Decisão Judicial e suas Implicações
A 1ª Vara do Trabalho de Mossoró proferiu uma sentença que condena o município por falhas sistemáticas na supervisão de contratos de serviços terceirizados. Essa decisão foi resultado de uma Ação Civil Pública movida pelo Ministério Público do Trabalho (MPT-RN), que expôs a ausência de fiscalização adequada, resultando em violações reiteradas de direitos trabalhistas. Entre os problemas destacados estão atrasos nos salários, falta de recolhimento do FGTS e a suspeita de ingerência político-partidária nas contratações.
A sentença estabelece um prazo de até 180 dias para que o município implemente um plano de ação visando regularizar a supervisão desses contratos. As medidas incluem a criação de um programa de integridade e compliance, a atualização do manual de fiscalização de acordo com a nova Lei de Licitações (Lei nº 14.133/2021), além de mecanismos para prevenir conflitos de interesse e a proibição de indicações políticas nas terceirizações.
Multas e Indenizações
Além das obrigações administrativas, a Justiça do Trabalho determinou que o município pague uma indenização por dano moral coletivo no valor de R$ 50 mil. Este montante será destinado a projetos sociais ou a entidades sem fins lucrativos que atuem na região, conforme a recomendação do MPT e a aprovação judicial. De acordo com a juíza Lisandra Cristina Lopes, a fiscalização realizada pelo município foi considerada superficial e ineficaz, caracterizando uma culpa “in vigilando”.

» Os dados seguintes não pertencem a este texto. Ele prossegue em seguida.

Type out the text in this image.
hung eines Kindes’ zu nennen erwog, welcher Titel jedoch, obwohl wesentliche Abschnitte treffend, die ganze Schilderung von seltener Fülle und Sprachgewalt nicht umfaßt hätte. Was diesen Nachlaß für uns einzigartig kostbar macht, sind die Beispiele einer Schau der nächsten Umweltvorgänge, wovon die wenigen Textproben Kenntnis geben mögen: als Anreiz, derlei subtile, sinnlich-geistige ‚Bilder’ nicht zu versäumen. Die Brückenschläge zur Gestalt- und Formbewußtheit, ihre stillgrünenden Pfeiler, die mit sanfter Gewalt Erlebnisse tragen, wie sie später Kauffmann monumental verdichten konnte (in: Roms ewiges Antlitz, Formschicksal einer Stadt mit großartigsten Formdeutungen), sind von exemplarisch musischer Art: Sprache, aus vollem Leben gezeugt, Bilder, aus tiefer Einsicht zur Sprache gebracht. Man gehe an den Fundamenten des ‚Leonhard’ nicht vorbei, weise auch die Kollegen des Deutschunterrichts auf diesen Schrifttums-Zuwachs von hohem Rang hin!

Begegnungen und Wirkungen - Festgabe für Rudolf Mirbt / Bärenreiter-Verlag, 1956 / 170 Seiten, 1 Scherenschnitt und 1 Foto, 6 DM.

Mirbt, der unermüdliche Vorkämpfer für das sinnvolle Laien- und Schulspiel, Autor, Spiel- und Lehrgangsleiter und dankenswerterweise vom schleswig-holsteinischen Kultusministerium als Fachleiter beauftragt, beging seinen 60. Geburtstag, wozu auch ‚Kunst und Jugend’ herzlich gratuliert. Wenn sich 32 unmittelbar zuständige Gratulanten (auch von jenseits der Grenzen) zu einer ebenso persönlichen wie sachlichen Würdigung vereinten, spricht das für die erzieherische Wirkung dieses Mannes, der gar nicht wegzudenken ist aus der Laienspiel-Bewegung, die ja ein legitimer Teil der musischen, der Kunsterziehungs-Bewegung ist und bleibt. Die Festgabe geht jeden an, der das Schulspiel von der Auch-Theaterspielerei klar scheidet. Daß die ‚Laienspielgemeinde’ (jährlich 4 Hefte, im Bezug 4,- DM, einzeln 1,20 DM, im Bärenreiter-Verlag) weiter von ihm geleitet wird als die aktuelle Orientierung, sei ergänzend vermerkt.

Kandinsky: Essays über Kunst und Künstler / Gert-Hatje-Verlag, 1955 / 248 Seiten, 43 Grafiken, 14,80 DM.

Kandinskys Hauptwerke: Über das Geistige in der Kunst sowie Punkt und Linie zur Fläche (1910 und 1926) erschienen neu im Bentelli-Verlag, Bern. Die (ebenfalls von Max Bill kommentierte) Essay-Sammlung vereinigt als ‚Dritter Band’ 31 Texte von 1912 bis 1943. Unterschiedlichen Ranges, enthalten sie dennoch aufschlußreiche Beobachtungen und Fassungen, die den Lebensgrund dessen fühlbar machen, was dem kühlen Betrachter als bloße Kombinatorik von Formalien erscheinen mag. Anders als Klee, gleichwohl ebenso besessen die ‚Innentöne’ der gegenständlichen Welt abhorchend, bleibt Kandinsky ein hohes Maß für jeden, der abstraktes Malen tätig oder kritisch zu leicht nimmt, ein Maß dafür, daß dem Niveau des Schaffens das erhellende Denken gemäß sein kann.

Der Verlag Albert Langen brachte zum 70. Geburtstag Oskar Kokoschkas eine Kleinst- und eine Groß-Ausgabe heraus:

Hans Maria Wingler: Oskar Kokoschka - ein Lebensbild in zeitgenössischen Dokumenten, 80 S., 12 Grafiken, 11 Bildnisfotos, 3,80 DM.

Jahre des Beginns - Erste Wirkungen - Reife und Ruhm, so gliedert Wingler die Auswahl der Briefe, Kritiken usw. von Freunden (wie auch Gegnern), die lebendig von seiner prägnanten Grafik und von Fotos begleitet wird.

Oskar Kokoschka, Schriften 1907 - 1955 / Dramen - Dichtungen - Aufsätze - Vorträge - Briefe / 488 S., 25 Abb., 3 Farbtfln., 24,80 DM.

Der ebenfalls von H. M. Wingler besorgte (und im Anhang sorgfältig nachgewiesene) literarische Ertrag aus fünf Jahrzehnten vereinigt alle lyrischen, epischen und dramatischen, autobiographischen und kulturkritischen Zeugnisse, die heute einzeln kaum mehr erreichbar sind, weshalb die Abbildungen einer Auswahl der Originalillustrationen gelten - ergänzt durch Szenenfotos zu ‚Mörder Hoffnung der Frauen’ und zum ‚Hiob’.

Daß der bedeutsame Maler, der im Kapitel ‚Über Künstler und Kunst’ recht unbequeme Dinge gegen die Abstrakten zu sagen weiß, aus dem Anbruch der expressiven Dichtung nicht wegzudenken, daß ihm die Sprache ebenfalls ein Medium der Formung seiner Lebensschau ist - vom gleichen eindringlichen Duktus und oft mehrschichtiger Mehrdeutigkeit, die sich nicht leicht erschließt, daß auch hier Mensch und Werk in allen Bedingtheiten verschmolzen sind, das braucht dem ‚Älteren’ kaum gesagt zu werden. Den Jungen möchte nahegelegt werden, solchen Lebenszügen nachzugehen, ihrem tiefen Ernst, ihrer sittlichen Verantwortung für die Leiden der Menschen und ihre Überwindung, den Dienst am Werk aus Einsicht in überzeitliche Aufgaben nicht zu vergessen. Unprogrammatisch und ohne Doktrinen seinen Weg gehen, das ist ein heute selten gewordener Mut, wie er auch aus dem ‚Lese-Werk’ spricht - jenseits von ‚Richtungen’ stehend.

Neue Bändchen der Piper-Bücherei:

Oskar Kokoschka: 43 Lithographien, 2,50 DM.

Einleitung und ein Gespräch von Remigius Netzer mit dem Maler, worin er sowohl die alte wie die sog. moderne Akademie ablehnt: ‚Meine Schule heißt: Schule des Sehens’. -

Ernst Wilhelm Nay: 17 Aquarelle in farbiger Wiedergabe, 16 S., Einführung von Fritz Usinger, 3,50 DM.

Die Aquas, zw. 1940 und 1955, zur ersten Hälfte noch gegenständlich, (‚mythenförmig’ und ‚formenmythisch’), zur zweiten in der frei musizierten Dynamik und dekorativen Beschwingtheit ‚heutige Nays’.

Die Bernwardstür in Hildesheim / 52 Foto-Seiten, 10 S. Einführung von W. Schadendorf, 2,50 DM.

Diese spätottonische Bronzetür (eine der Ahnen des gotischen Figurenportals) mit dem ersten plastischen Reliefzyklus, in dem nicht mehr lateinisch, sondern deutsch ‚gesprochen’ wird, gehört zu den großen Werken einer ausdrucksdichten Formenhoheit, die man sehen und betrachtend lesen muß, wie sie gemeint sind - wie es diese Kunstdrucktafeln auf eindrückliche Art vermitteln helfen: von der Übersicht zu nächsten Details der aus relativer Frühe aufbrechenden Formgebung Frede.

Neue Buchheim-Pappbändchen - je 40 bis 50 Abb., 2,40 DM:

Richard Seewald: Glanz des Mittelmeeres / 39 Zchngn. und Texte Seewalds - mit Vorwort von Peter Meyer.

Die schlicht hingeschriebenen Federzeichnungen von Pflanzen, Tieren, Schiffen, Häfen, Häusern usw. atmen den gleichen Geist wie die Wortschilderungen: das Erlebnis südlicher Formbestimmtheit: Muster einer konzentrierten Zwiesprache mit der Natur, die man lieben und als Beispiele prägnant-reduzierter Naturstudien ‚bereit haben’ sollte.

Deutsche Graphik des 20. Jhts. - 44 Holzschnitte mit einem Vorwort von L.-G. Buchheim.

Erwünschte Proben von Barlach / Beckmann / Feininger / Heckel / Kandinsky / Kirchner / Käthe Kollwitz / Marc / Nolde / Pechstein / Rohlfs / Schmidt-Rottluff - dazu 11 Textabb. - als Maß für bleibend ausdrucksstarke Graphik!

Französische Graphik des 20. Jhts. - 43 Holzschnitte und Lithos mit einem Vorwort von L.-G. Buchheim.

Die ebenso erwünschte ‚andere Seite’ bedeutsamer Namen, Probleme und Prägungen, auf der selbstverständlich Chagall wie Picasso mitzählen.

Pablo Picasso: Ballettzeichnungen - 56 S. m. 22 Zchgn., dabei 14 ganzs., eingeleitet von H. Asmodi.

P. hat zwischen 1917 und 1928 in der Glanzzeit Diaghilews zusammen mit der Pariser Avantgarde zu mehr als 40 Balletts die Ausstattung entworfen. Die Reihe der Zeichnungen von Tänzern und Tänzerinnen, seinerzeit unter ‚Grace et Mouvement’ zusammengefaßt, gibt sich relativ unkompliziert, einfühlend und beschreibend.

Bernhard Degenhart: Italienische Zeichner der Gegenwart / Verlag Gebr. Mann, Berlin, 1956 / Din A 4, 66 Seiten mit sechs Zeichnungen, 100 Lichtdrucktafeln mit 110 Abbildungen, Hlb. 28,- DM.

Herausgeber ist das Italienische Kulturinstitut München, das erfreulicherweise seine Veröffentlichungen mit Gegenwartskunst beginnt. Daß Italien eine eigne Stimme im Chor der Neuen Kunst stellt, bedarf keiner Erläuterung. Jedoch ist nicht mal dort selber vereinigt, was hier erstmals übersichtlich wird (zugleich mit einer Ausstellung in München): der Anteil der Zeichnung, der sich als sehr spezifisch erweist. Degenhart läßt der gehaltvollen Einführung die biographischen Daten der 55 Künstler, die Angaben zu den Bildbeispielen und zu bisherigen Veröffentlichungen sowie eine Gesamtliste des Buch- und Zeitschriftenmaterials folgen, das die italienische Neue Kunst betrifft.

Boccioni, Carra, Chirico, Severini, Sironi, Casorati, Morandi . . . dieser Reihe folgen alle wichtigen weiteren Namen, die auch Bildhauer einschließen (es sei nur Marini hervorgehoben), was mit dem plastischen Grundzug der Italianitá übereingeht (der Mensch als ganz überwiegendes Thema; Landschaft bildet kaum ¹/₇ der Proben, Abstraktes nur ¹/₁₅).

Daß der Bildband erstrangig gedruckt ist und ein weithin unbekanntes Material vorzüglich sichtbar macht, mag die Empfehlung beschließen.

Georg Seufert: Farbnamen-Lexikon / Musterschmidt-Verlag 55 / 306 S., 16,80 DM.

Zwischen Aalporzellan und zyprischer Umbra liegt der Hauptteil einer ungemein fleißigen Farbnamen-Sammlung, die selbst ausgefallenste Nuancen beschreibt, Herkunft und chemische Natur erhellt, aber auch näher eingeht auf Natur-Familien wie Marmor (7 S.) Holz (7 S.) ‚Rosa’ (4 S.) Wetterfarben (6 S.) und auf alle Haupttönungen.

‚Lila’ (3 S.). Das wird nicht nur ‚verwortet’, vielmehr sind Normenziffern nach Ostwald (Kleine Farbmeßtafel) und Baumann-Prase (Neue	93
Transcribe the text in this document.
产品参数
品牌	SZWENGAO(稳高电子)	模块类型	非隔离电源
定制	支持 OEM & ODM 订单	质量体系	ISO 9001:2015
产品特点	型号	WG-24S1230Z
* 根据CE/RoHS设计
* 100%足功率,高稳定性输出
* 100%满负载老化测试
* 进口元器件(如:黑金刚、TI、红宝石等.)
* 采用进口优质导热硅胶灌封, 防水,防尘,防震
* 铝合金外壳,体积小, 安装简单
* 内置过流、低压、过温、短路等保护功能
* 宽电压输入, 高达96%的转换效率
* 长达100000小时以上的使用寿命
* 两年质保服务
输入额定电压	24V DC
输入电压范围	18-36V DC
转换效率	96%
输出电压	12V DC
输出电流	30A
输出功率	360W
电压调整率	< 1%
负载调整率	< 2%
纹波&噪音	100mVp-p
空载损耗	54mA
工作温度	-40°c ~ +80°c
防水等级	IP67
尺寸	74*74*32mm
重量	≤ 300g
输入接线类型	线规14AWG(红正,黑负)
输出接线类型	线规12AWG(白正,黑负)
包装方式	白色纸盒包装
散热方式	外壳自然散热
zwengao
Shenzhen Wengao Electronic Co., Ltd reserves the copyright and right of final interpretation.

A magistrada ressaltou que essa negligência permitiu a repetição de irregularidades ao longo dos anos, mesmo após compromissos assumidos em ações anteriores, incluindo uma ação civil pública de 2015. Esta nova condenação aponta para a necessidade urgente de uma reavaliação nas práticas de gestão e fiscalização dos contratos públicos no município.
Reações e Futuras Medidas
O procurador do Trabalho Afonso de Paula Pinheiro Rocha, que liderou o caso, destacou que a decisão serve como um alerta para os demais municípios do Rio Grande do Norte, enfatizando a importância da profissionalização na gestão dos contratos públicos. Ele ainda afirmou que o MPT continuará a monitorar o cumprimento desta decisão e utilizará este precedente para promover a adoção de melhores práticas, visando evitar fraudes trabalhistas e garantir os direitos dos trabalhadores.
A atuação do MPT é crucial para assegurar que recursos públicos não sejam utilizados para cobrir condenações decorrentes de falhas na fiscalização. A expectativa é que esse caso sirva de exemplo e incentive uma mudança cultural na forma como os contratos terceirizados são geridos.